I am not a frequent poster but nonetheless a frequent watcher, so I thought I would share a recipe I've put toguether for the sake of participating.
250g strong white bread flour
210g all purpose flour
40g rye flour, toasted
1 teaspoon cumin seeds
1.25 teaspooon salt
325g cold water (65%)
5g fresh yeast (1%)
1/Toast the rye flour in the oven on a baking parchment paper at 220 degrees for 15 mn. Alternatively, you can toast it in a pan over medium heat until golden brown. Carefull not to burn it, you don't want it black, otherwise it will be bitter. set aside and leave it to cool.
2/ Once cool, mix your flours, add the cumin seeds and salt.
3/ crumble the fresh yeast into the flour or add it to the water. I usually add it to the water if it's not iced-cold-water.

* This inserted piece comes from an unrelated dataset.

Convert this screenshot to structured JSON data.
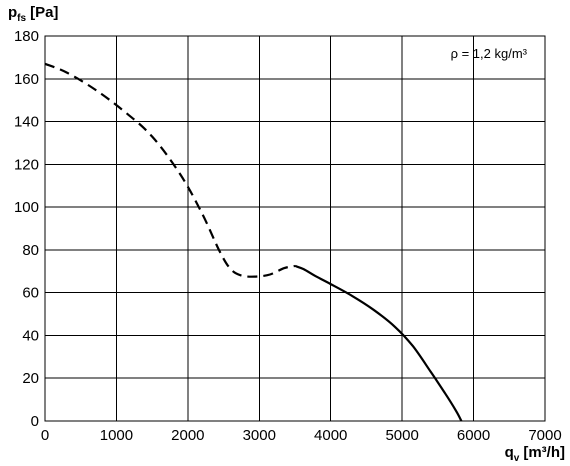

4/add the water. mix well. cover and leave 5 min.
5/ give 3 letter turns over an hour, one every 20mn.
6/ put the dough in the fridge for 16-18 hours.
7/ take the dough out and leave it to come back to room temperature for 1 hours.
8/Shape the dough into a ball and leave it to prove for 45mn - an hour.
9/ Meanwhile Preheat your oven at 220 degrees loaded with a Dutch oven or something similar.
9/ Bake in the Dutch oven, covered for 25mn. drop temperature to 200 and bake for a further 20 to 30mn depending on how you like your crust. ( I like it thick and on the dark side )
I really like the taste of this loaf. The toasted Rye gives a discreet nutty flavour which goes very well with the cumin. It is great with Blue cheese and has an "orangy" tang to it.